Si des explications de ce genre lavent facilement Homère du soupçon de daltonisme, il n’est pas moins chimérique de chercher dans la comparaison de ses poèmes avec des ouvrages postérieurs la trace d’une modification de l’organe visuel. C’est à tort qu’on a prétendu que le sens des mots χλωρός, πράσινος, κυάνεος était allé se précisant depuis Homère jusqu’à Aristote ; lus sans parti pris, les textes prouvent le contraire. Bien plus, le mot cæruleus, équivalent exact de κυάνεος, est employé par les Latins de toute époque aussi licencieusement que le mot grec : c’est Ovide qui l’applique aux chevaux de Pluton, c’est Virgile qui parle de la barque « bleue » de Charon. On ne voit donc pas ici d’indice d’une évolution, et cependant Magnus ne va pas jusqu’à prétendre que les contemporains d’Auguste ne distinguaient pas le bleu du noir. Autre objection : Magnus et Geiger assurent que la perception nette des couleurs plus réfrangibles a précédé celle des autres ; mais comment expliquer alors que les mots purpureus, flavus, fulvus, πορφύρεος, φοινίκεος, πυρρός, ξανθός, etc., présentent une latitude de signification aussi grande, plus grande peut-être, que cœrelus et ses analogues ?

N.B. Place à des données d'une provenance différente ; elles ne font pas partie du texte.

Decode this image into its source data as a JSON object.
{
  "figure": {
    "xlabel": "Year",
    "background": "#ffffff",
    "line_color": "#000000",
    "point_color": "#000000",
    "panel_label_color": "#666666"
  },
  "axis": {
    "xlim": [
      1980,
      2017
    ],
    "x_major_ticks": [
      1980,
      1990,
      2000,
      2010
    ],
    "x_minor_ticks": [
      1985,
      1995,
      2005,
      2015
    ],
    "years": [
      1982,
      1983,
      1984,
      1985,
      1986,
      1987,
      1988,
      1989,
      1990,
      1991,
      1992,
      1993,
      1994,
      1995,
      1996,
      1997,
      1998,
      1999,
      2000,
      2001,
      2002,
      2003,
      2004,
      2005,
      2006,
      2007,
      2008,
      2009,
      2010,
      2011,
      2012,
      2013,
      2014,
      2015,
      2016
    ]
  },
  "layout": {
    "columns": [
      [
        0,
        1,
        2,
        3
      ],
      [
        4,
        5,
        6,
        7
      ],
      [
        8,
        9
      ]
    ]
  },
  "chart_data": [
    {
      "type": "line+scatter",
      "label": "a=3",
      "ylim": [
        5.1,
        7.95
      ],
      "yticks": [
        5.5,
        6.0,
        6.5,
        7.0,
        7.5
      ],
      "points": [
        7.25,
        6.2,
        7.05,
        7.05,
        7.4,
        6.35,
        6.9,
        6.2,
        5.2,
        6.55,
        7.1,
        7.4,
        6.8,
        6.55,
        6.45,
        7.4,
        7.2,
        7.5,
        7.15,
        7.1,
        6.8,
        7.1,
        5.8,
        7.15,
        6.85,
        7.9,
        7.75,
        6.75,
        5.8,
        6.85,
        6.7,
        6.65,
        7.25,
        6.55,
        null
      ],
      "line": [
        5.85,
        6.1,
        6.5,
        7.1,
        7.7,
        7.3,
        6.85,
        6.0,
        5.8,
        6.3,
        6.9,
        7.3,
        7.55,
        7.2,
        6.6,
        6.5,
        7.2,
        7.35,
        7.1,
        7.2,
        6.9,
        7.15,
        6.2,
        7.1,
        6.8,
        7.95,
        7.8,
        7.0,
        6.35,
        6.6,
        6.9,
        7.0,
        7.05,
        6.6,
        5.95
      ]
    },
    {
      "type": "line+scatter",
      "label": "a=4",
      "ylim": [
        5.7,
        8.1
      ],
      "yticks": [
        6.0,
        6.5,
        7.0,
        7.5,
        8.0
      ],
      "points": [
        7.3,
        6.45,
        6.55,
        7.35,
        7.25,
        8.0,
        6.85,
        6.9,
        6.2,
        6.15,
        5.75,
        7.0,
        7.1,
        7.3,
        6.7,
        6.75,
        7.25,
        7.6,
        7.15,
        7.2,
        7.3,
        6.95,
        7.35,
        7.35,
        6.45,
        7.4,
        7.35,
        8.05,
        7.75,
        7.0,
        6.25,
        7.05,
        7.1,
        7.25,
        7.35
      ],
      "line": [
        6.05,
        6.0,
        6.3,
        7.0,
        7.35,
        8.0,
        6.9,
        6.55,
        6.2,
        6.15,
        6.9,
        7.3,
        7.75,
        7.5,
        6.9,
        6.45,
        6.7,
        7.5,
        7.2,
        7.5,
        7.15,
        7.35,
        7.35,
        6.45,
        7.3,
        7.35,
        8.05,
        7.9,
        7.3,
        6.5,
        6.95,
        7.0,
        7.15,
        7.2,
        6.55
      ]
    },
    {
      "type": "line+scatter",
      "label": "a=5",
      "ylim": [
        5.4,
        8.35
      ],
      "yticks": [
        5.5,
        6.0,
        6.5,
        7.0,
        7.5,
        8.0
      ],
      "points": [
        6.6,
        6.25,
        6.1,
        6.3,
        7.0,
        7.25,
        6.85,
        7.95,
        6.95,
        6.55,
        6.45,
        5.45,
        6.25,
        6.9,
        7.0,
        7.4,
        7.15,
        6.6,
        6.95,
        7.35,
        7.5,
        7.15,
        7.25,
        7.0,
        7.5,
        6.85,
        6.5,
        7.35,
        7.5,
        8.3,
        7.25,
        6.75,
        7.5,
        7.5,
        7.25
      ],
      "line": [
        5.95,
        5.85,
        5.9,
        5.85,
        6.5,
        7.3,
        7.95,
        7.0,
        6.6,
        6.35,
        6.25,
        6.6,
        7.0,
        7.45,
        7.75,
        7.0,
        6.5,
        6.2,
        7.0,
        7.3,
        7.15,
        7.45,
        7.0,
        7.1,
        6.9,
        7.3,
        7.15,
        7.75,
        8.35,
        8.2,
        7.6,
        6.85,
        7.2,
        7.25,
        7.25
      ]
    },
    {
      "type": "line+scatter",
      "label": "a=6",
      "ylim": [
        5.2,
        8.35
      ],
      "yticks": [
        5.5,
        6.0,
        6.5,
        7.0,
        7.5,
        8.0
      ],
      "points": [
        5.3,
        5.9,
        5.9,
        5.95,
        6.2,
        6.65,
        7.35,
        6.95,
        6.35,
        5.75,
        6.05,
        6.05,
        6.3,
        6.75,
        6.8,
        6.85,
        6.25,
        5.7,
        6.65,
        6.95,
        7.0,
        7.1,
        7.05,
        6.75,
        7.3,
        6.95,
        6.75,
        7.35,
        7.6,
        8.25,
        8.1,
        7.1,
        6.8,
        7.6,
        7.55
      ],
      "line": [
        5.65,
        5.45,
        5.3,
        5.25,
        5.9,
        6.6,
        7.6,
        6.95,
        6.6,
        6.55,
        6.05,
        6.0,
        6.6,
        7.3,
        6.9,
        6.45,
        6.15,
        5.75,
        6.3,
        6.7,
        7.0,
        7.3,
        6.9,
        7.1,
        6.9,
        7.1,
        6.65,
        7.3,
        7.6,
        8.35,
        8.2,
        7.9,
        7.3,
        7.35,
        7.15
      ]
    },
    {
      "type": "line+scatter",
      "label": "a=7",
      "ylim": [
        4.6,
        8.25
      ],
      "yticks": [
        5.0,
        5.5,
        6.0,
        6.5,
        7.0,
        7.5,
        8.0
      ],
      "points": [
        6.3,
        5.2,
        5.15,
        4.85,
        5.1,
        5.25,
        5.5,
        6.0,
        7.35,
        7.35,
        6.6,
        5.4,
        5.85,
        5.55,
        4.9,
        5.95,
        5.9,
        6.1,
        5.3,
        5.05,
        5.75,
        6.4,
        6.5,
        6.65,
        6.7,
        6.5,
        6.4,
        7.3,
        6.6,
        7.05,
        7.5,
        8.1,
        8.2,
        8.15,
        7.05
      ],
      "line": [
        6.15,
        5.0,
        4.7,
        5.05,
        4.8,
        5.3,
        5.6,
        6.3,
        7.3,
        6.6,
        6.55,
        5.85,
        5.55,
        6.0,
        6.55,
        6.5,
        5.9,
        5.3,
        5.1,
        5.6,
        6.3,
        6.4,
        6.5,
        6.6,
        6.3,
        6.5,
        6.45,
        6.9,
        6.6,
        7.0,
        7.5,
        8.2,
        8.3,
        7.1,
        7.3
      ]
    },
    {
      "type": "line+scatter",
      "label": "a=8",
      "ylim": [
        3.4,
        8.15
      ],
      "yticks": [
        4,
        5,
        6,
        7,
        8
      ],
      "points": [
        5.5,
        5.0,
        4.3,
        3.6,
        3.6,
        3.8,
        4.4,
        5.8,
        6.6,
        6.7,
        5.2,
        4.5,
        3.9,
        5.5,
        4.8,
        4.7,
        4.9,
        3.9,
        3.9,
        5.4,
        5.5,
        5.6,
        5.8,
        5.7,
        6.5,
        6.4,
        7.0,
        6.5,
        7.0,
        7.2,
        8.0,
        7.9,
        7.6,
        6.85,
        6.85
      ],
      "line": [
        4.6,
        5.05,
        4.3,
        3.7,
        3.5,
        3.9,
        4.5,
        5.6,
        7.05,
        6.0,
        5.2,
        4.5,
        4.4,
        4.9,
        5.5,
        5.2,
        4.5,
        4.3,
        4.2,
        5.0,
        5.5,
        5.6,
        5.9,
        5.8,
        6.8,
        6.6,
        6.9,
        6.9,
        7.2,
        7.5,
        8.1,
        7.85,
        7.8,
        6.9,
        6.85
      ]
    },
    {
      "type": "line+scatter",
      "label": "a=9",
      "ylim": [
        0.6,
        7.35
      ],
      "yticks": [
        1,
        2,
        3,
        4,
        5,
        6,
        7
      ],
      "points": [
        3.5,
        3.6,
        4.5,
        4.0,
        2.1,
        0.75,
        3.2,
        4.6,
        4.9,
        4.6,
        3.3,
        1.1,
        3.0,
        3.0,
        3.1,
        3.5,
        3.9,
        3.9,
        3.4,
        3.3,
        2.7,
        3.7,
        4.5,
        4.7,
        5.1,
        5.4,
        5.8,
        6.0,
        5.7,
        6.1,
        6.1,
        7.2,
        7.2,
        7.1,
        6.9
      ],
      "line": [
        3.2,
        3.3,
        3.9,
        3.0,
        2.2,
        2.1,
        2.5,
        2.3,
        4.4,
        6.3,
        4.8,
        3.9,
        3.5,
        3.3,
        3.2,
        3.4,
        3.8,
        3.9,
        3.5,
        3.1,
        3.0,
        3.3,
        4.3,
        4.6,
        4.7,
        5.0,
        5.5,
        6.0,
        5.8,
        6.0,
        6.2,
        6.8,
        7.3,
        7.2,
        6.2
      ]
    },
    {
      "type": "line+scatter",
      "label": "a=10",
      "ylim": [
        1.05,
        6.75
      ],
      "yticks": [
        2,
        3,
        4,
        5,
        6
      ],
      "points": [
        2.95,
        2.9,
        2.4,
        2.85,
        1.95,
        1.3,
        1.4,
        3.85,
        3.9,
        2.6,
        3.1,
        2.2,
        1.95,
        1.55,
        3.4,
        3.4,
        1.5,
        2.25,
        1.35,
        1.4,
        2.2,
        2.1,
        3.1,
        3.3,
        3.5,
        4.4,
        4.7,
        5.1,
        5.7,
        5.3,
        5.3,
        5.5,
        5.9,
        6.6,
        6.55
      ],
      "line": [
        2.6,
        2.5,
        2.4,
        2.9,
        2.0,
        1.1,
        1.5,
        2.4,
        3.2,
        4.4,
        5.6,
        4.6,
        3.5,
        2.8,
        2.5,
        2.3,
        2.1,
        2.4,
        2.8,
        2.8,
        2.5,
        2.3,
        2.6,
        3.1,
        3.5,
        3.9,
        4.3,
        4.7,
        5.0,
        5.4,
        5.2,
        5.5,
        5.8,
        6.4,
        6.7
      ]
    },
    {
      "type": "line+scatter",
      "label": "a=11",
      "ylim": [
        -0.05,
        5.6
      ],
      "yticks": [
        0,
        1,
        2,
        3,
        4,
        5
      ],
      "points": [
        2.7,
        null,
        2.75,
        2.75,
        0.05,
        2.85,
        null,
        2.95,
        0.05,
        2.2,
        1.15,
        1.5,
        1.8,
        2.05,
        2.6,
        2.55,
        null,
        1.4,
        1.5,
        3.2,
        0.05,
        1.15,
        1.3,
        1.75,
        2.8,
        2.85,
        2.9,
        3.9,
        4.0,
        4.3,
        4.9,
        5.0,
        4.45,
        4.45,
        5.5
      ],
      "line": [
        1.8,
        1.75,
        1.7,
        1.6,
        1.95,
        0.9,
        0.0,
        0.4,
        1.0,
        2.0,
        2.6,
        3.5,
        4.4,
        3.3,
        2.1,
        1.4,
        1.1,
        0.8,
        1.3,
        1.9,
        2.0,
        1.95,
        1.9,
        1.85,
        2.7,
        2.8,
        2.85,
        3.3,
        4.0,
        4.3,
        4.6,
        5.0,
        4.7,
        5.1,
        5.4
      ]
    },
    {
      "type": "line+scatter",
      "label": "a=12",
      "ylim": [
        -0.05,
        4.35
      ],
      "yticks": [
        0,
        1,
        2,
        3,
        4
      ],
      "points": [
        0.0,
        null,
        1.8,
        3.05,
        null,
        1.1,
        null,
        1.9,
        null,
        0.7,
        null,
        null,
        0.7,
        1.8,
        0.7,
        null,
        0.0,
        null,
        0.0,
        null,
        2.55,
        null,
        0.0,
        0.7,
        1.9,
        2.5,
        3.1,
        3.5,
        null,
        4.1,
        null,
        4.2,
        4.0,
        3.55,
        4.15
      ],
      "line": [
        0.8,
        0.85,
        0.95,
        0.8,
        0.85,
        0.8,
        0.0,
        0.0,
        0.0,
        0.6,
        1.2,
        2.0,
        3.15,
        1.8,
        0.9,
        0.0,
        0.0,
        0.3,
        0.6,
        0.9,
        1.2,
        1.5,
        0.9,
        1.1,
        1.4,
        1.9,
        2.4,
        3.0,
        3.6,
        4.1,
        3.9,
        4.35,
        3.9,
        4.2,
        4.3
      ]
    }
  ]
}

Concluons de tout ceci que les anomalies relevées dans le langage des anciens, quand elles ne sont pas une pure illusion provenant de notre ignorance, s’expliquent tantôt par la formation capricieuse et peu méthodique de toute langue populaire, tantôt par l’incertitude où les anciens étaient sur les principes d’une classification rationnelle des couleurs ; cette incertitude, qui n’a pas encore disparu malgré les progrès de la science, se traduit également dans les langues modernes par bien des expressions vagues ou inexactes dont l’habitude seule nous empêche d’être offusqués. Rien, dans tout cela, n’autorise sérieusement l’hypothèse d’un daltonisme primitif. Les autres arguments historiques invoqués par Geiger et Magnus ne sont pas plus probants dans ce sens. Ainsi le passage cité de Pline montre bien que les premiers peintres n’étaient en possession que de procédés très élémentaires pour reproduire les couleurs de la nature, mais il n’en résulte nullement qu’ils ne distinguassent pas exactement ces couleurs[1]. De

  1. Au reste, si, comme tout porte à le croire. Pline entend par noir un bleu foncé, les quatre couleurs qu’il indique suffiraient, convenablement combinées à produire toutes les nuances usuelles. Rubens et Titien, les deux plus grande coloristes qui aient été, avaient des palettes remarquables par leur simplicité.